Jack Baruth argues that Lexus, having raised the bar for near-luxury vehicles with a reskinned Camry, is ultimately responsible for killing Saab, and contrasts the two marques:
The Saab story includes airplanes, rally drivers, turbochargers, iconoclastic personalities, and more than half a century of fabulous designs. The Lexus story is this: it’s a Toyota for people too snobbish or fearful to be seen in a Toyota. Saabs have been wonderful, frisky, characterful companions for a very long time. People cry when their Saabs are towed away for the last time. Nobody’s ever cried over a Lexus, except possibly when they received a repair bill for their out-of-warranty second-gen LS400. Saab was real. Lexus is fake. Simple as that.
Or is it that simple? Saab has been a fraud and a fake for nearly twenty years, selling second-rate cars on dimly remembered glories. Meanwhile, Lexus has been continually building the cars their customers want, always fresh, nearly always reliable, always sold and serviced with a smile. Saab’s better future was perpetually around the corner; meanwhile, the next Lexus was completed on time and plopped, Harvest-Gold-colored, on a calmly rotating showroom turntable. Ask any Saab enthusiast about the brand and they will tell you about the 900 SPG, but ask a Lexus owner about his car and he will tell you he likes it. What is real, and what is no longer relevant?
Perhaps it’s just that mystique hasn’t counted for much in the actual cash register since Mercury tried to sell a car by that name.
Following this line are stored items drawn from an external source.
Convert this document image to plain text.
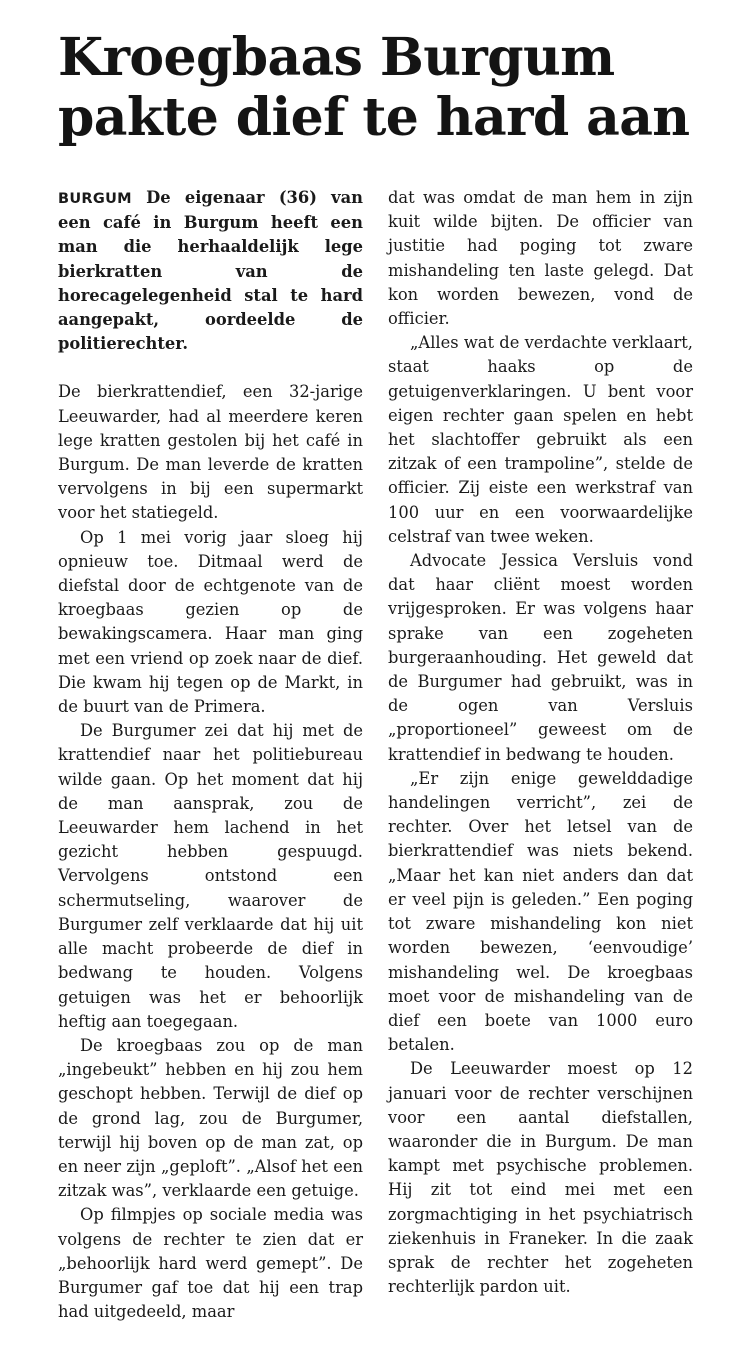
Kroegbaas Burgum pakte dief te hard aan

BURGUM De eigenaar (36) van een café in Burgum heeft een man die herhaaldelijk lege bierkratten van de horecagelegenheid stal te hard aangepakt, oordeelde de politierechter.

De bierkrattendief, een 32-jarige Leeuwarder, had al meerdere keren lege kratten gestolen bij het café in Burgum. De man leverde de kratten vervolgens in bij een supermarkt voor het statiegeld.

Op 1 mei vorig jaar sloeg hij opnieuw toe. Ditmaal werd de diefstal door de echtgenote van de kroegbaas gezien op de bewakingscamera. Haar man ging met een vriend op zoek naar de dief. Die kwam hij tegen op de Markt, in de buurt van de Primera.

De Burgumer zei dat hij met de krattendief naar het politiebureau wilde gaan. Op het moment dat hij de man aansprak, zou de Leeuwarder hem lachend in het gezicht hebben gespuugd. Vervolgens ontstond een schermutseling, waarover de Burgumer zelf verklaarde dat hij uit alle macht probeerde de dief in bedwang te houden. Volgens getuigen was het er behoorlijk heftig aan toegegaan.

De kroegbaas zou op de man „ingebeukt” hebben en hij zou hem geschopt hebben. Terwijl de dief op de grond lag, zou de Burgumer, terwijl hij boven op de man zat, op en neer zijn „geploft”. „Alsof het een zitzak was”, verklaarde een getuige.

Op filmpjes op sociale media was volgens de rechter te zien dat er „behoorlijk hard werd gemept”. De Burgumer gaf toe dat hij een trap had uitgedeeld, maar

dat was omdat de man hem in zijn kuit wilde bijten. De officier van justitie had poging tot zware mishandeling ten laste gelegd. Dat kon worden bewezen, vond de officier.

„Alles wat de verdachte verklaart, staat haaks op de getuigenverklaringen. U bent voor eigen rechter gaan spelen en hebt het slachtoffer gebruikt als een zitzak of een trampoline”, stelde de officier. Zij eiste een werkstraf van 100 uur en een voorwaardelijke celstraf van twee weken.

Advocate Jessica Versluis vond dat haar cliënt moest worden vrijgesproken. Er was volgens haar sprake van een zogeheten burgeraanhouding. Het geweld dat de Burgumer had gebruikt, was in de ogen van Versluis „proportioneel” geweest om de krattendief in bedwang te houden.

„Er zijn enige gewelddadige handelingen verricht”, zei de rechter. Over het letsel van de bierkrattendief was niets bekend. „Maar het kan niet anders dan dat er veel pijn is geleden.” Een poging tot zware mishandeling kon niet worden bewezen, ‘eenvoudige’ mishandeling wel. De kroegbaas moet voor de mishandeling van de dief een boete van 1000 euro betalen.

De Leeuwarder moest op 12 januari voor de rechter verschijnen voor een aantal diefstallen, waaronder die in Burgum. De man kampt met psychische problemen. Hij zit tot eind mei met een zorgmachtiging in het psychiatrisch ziekenhuis in Franeker. In die zaak sprak de rechter het zogeheten rechterlijk pardon uit.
Daimler spent more than a decade trying to stir up demand for an S-Class Benz at triple the price under a brand name no one had seen for forty-odd years; occasionally someone dusts off a sort-of-classic nameplate from the days of American iron, there is sound and fury, but nothing to drive; I’m guessing that for every thousand self-described Alfa Romeo fans on automotive message boards, Alfa will eventually sell about 14 cars. There’s no money in dreams, maybe. Or perhaps it’s just that everybody making cars has decided that they want to grow up and be Toyota. Which is relevant, but no fun. And yet I may end up owning an
Anodyne Antiseptic Avalon, simply because it’s the closest thing to what I drive now.